Here, the bye-laws made were challenged as ultra vires the delegated powers of legislation of the Corporation. However, the respondents contended that municipal legislation must be progressively interpreted. As long as the guidelines of exercise of delegated power are discernible in the statute, it cannot be held to be unconstitutional, however skeletal the parent legislation may be. And besides, the discretion can be exercised only with the approval of Standing Committee. As a result, exercise of discretion by the Commissioner is not subject to any appeal to a higher authority.
Later, it was cited in the judgement that, ‘the legislature cannot delegate uncanalised and uncontrolled power. The legislature must set the limits of the power delegated by declaring the policy of the law and by laying down standards for guidance of those on whom the power to execute the law is conferred. The delegation is valid only when the legislative policy and guidelines to implement it are adequately laid down and the delegate is only empowered to carry out the policy within the guidelines laid down by the legislature. Thus, Section 116(3) is declared invalid.’
Delegated legislation undoubtedly empowers the subordinate authorities to alter or modify the sanctions given under a statute; but this system is also subject to many criticisms.

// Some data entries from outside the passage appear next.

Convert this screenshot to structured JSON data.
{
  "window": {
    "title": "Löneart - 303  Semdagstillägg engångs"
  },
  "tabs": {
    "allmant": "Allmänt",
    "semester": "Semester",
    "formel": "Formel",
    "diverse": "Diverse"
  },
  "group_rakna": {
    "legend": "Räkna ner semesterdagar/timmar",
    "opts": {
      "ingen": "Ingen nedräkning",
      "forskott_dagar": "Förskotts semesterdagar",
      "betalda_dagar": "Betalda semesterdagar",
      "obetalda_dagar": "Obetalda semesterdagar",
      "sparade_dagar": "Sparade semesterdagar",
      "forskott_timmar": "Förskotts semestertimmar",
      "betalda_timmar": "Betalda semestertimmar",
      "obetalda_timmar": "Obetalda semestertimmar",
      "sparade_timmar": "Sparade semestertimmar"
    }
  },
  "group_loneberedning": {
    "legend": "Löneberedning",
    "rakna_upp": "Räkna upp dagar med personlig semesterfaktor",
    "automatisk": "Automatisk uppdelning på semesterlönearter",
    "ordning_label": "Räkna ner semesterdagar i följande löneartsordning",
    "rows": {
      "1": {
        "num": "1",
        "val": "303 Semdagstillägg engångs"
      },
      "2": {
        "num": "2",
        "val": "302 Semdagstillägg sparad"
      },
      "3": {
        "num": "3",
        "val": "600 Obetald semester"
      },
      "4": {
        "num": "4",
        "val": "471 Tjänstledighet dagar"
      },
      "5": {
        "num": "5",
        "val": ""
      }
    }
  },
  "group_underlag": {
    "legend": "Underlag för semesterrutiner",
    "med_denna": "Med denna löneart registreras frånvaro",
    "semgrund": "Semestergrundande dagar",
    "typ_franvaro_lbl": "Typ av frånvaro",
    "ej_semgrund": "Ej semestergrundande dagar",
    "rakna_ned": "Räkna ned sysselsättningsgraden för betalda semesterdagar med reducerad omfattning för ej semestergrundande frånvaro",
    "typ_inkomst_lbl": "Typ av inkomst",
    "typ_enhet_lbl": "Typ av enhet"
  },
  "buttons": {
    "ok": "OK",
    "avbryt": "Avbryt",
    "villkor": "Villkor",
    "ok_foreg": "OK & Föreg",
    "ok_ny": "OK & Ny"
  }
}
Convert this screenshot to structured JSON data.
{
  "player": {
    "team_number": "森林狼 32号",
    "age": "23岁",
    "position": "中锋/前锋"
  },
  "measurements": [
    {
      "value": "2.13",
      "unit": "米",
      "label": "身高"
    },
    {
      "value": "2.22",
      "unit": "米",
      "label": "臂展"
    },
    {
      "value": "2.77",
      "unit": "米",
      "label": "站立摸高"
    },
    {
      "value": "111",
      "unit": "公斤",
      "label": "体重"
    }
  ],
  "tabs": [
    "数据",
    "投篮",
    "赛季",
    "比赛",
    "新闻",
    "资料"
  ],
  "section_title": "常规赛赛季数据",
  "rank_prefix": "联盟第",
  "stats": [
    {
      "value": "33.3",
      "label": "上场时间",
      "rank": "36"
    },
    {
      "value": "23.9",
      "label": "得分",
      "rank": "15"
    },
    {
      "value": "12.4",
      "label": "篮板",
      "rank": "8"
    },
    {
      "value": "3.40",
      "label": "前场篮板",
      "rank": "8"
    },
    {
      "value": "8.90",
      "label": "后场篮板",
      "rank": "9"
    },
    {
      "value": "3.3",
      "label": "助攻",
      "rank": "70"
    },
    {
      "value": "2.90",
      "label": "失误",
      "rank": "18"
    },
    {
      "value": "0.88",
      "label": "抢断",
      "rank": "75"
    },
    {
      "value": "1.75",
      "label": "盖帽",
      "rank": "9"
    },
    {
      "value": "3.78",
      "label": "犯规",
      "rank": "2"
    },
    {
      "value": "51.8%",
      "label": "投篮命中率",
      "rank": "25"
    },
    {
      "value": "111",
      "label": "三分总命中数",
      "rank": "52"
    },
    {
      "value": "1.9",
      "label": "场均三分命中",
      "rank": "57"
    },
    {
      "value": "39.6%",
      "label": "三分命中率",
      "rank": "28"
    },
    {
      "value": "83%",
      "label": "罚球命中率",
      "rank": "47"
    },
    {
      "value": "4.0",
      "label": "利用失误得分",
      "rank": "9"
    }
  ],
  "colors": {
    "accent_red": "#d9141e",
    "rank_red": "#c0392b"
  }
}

However, these deviations can be mended with the help of following measures:
> Exercising the power of Judicial Review by superior authorities.
> Prevention of the vague & absurd terminologies used especially in acts conferring discretionary powers.
> Strict and precise interpretation of the text along with adding explanatory notes to the regulations.
> Proper publicity of laws etc.
In short, the bottom line is that all the efforts must be taken to defend violation of fundamental rights of an individual, since they must be in the utmost priority. Autocracy in democracy is totally unacceptable. Thus, if reasonable safeguards are taken to avoid the pitfalls, this system of delegated legislation can definitely prove to be thoroughly beneficial and ad rem.